Congress President Rahul Gandhi on Friday triggered a controversy by denying his party’s involvement in the 1984 anti-Sikh riots. However, he added that he completely supports punishment for those involved in the violence.

The Congress president was responding to a question about his party’s “involvement” in the riots that killed thousands of people, while speaking at the United Kingdom Parliament. He is currently on a two-day visit to London.

The riots broke out on November 1, 1984, after Prime Minister Indira Gandhi was assassinated by her Sikh bodyguards. At least 2,433 people died in Delhi alone.

“I have no confusion in my mind about that,” Gandhi said, according to News18. “It was a tragedy, it was a painful experience. You say that the Congress party was involved in that, I don’t agree. Certainly there was violence, there was tragedy.”

“There are legal processes ongoing in India but as far as I’m concerned anything done that was wrong during that period should be punished and I would support that 100%,” PTI quoted him as saying.

During a session at the London School of Economics, Gandhi was again asked about the anti-Sikh riots. “When Manmohan Singh spoke, he spoke for all of us,” he said, referring to the former prime minister’s 2005 apology in Parliament to Sikhs.

“I am a victim of violence and I understand what it feels [like],” he said, referring to the assassination of his grandmother Indira Gandhi in 1984, and his father Rajiv Gandhi’s murder by members of the Liberation Tigers of Tamil Eelam in 1991.

Gandhi said he condemns violence of any sort. “I am 100% for punishment for those involved in any violence,” he said. “That’s crystal clear.”

While the BJP and the Akali Dal objected to Gandhi’s statement, the Congress claimed the question itself was hostile. “Responding to a planted and hostile question, which contained a sweeping statement that Congress party was criminally involved in the 1984 riots, Rahul Gandhi said that that’s a wrong statement,” the party said.

“Congress party was not criminally involved in the riots,” the party added. “What happened was very sad, it was very unfortunate.
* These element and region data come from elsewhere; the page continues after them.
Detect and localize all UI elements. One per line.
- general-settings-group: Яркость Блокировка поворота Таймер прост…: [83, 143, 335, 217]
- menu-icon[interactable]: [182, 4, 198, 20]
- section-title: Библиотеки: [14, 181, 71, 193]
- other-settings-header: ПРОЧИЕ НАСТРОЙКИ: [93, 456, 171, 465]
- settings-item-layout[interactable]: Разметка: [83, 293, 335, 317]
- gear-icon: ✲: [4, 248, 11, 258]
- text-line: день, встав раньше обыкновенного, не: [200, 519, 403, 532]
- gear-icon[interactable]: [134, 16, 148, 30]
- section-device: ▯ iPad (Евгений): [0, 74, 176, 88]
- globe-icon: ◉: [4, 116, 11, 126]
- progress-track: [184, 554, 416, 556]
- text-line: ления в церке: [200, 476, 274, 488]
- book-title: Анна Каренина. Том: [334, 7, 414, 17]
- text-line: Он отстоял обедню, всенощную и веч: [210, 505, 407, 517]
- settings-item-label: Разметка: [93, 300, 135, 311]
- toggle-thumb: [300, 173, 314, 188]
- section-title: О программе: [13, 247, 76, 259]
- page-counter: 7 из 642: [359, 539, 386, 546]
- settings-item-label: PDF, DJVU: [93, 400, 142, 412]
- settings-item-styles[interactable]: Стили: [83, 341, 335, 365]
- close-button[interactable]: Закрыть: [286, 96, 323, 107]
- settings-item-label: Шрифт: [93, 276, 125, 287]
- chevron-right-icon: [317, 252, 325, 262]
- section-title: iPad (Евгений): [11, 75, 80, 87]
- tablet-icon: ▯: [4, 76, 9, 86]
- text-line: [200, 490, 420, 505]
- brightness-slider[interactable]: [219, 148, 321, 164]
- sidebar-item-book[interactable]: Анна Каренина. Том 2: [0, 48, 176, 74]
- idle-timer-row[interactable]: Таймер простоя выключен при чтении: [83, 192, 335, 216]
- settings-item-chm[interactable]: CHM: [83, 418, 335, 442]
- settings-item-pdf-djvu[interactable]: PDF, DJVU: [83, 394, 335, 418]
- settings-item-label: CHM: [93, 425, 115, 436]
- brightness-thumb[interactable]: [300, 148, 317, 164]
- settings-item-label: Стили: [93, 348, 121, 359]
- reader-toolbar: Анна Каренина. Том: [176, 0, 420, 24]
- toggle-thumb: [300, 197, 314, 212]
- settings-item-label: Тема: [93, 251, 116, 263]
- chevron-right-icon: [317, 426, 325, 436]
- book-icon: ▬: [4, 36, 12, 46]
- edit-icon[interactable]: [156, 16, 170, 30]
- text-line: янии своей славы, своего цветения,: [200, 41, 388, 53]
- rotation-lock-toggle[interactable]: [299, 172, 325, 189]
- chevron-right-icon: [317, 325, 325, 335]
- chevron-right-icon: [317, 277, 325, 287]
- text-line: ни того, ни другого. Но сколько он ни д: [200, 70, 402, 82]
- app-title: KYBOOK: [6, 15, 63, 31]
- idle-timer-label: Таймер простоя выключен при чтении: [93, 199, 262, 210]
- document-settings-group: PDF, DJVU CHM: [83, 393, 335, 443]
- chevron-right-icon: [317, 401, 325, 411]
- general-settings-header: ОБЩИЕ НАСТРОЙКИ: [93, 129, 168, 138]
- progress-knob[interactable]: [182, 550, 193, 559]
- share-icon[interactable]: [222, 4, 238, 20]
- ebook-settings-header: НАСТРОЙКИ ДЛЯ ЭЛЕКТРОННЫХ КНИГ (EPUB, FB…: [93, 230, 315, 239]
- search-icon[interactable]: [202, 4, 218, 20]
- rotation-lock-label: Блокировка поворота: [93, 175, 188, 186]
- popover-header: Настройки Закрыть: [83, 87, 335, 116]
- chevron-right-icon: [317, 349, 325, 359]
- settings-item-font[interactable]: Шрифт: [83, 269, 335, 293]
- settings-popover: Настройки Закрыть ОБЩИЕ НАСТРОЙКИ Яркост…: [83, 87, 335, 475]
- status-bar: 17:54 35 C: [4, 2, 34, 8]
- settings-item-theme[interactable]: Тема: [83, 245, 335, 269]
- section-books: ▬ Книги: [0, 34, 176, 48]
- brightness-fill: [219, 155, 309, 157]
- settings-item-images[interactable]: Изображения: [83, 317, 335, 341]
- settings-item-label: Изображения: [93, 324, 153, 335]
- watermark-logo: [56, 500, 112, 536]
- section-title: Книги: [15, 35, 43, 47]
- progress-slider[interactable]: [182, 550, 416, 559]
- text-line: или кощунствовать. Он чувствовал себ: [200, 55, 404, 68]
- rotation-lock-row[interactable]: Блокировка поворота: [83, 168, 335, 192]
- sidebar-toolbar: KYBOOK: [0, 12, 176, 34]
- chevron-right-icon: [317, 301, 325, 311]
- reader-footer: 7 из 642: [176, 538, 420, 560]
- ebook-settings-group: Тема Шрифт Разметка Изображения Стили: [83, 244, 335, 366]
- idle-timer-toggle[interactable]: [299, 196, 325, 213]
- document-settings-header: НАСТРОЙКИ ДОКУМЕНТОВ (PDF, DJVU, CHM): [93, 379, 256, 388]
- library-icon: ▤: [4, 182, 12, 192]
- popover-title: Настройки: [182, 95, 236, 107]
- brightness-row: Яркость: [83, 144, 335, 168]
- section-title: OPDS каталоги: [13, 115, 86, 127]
Congress party has condemned the incident and our leaders have condemned what happened and we stand with those who suffered in the riots. We believe that the perpetrators must be punished.”

Former Union minister P Chidambaram said the Congress was in power in 1984 and former Prime Minister Manmohan Singh had already apologised for the riots in 2005. “You can’t hold Rahul Gandhi responsible for that [riots], he was 13 or 14,” Chidambaram said. “He hasn’t absolved anyone.”

Play

Why did Manmohan Singh apologise, asks Akali Dal

Akali Dal leader Bikram Singh Majithia sought an apology from Gandhi. “When asked about the riots, Rajiv Gandhi had then said ‘When a big tree falls, the earth shakes’,” Majithia said. “Jagdish Tytler went on record to say that Rajiv Gandhi accompanied him to recce different parts of Delhi to see how successful the massacre was.”

The Bharatiya Janata Party too said Gandhi must apologise for his comment. BJP National Secretary RP Singh said Congress spoke about unity in diversity but in reality, it has always believed in dividing the country, according to IANS.

Singh also criticised Gandhi for invoking Guru Nanak Dev merely for vote-bank politics, reported PTI. “We are pained to know that Gandhi, who reminds us of anti-Sikh riots, claims that his thoughts resemble to the first Sikh guru – Guru Nanak Devji,” Singh said. “Actually his thoughts are in line with Congress culture of divide and rule.”

Union Cabinet Minister of Food Processing and Shiromani Akali Dal leader Harsimrat Kaur Badal also rebuked Gandhi and said his denial would “not wash off the blood of innocents from the Congress and his family’s hands”. Badal said Gandhi’s comments explain the “34-year delay in justice”.

If, according to the Congress president the “Sikh massacare never took place then as per me his father and grandmother [prime ministers Rajiv Gandhi and Indira Gandhi] were not assassinated”, ANI quoted the minister as saying. “They died of normal heart attack.”

Shiromani Akali Dal President Sukhbir Singh Badal said the Congress president’s comments “justified the lynch mentality of the Gandhi family”. He asked why former Prime Minister Manmohan Singh had apologised to Parliament for the riots if the Congress was not involved. You must explain what hold the perpetrators of the 1984 [anti-]Sikh riots have over you and whether you have given a statement denying the Congress party’s hand in the genocide at their instance,” Sukhbir Singh Badal told Gandhi.